Question

In corn the glossy trait (AA) gives glossy leaves and the ramosa trait (BB) determines branching of ears, a test cross produced the following results:

Normal leaved and normal branches                   395

Glossy leaved and ramosa branching 382

Normal leaved with ramosa branching 223

Glossy leaved with normal branching 247

Total of 1247 offspring.

Are the glossy and ramosa genes linked ? Test your hypothesis.

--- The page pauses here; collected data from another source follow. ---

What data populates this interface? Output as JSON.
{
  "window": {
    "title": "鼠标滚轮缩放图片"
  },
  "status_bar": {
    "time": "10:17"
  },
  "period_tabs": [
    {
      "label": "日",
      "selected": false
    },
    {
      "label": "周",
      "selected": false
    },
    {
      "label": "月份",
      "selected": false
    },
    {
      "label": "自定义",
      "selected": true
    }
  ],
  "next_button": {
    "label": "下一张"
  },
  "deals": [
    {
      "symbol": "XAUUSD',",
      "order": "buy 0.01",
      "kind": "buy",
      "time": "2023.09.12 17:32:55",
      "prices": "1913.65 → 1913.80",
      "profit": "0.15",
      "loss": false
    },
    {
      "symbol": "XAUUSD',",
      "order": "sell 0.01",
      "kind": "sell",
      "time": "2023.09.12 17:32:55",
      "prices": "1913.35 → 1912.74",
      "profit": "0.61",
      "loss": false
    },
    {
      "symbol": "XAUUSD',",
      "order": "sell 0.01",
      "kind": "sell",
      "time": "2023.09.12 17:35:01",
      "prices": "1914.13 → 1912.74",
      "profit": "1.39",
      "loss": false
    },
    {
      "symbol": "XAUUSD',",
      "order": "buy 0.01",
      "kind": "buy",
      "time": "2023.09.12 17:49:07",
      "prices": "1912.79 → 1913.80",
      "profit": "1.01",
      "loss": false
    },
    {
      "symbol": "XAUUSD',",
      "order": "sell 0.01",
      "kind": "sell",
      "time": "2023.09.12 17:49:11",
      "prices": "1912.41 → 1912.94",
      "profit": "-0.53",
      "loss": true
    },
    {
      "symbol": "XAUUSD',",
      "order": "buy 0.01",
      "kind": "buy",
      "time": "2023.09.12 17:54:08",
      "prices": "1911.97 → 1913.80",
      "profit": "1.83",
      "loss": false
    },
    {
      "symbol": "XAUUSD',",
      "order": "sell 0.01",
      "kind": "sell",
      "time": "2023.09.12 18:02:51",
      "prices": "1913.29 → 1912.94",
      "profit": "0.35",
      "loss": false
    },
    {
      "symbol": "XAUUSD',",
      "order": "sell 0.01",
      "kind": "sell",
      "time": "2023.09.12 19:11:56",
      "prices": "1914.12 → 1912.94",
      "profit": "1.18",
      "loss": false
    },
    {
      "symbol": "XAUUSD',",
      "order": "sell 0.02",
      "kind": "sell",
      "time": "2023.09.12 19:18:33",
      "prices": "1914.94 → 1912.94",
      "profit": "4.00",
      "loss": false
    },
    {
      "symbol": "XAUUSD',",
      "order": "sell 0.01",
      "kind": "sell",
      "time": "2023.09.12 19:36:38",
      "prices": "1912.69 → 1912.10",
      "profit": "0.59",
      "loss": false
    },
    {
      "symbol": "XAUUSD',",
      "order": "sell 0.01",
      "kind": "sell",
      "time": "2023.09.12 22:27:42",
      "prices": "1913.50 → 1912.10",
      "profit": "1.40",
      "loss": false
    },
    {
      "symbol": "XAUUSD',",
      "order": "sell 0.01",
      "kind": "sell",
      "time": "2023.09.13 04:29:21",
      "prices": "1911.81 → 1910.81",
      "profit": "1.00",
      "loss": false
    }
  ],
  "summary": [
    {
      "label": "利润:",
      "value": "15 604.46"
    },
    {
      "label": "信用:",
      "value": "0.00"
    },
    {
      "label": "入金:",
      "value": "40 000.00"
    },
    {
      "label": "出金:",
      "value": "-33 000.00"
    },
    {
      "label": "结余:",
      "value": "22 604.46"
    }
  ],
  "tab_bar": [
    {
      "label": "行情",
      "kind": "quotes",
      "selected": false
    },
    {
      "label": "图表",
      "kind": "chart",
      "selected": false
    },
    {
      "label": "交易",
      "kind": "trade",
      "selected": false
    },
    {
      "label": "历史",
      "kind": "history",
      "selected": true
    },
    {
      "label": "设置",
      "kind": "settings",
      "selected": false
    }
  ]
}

If they are linked calculate distance between them.

Answer 1

Solution

Are the glossy and ramosa genes linked?

Null hypothesis: genes are not linked.

Testing of null hypothesis: If genes are not linked they must follow the law of independent assortment according to which test cross (F1 generation offspring is crossed with a homozygous recessive individual) produces a ratio of 1:1:1:1 in F2 generation.

Glossy leaves with ramosa branching (AaBb) = 382

glossy leaves with normal branching (Aabb) = 247

normal leaves with ramosa branching (aaBb) = 223

normal leaves with normal branching (aabb) = 395

According to null hypothesis if genes are not linked they should be 1:1:1:1

therefore 1x +1x+ 1x+ 1x= 1247

4x=1247

x= 311.75 (expected value)

chi square= (observed- expected)²/ expected

= (382-311.75)²/311.75 + (247-311.75)²/311.75+ (223-311.75)²/ 311.75+ (395-311.75)²/ 311.75

= 75.6

degree of freedom (df) = number of genes minus 1 so it is 2-1= 1

So when we look at chi square distribution table (https://people.smp.uq.edu.au/YoniNazarathy/stat_models_B_course_spring_07/distributions/chisqtab.pdf) for degree of freedom 1, 75.6 is a very high value so null hypothesis is rejected. therefore It is certain that two genes are linked together.

Genetic distance between two genes

To find the distance we need to find the recombination frequency which is calculated by total number of recombinants/ total number of offsprings*100

parental are always the ones which are in greater number therefore

Glossy leaves with ramosa branching (AaBb) = 382 (parental)

glossy leaves with normal branching (Aabb) = 247 (recombinant)

normal leaves with ramosa branching (aaBb) = 223 (recombinant)

normal leaves with normal branching (aabb) = 395 (parental)

Therefore according to formula= (247+223)/1247*100= 37.69

therefore it can be said that glossy leaves (AA) and ramosa branching (BB) are linked and 37.69 cM (centimorgan) apart.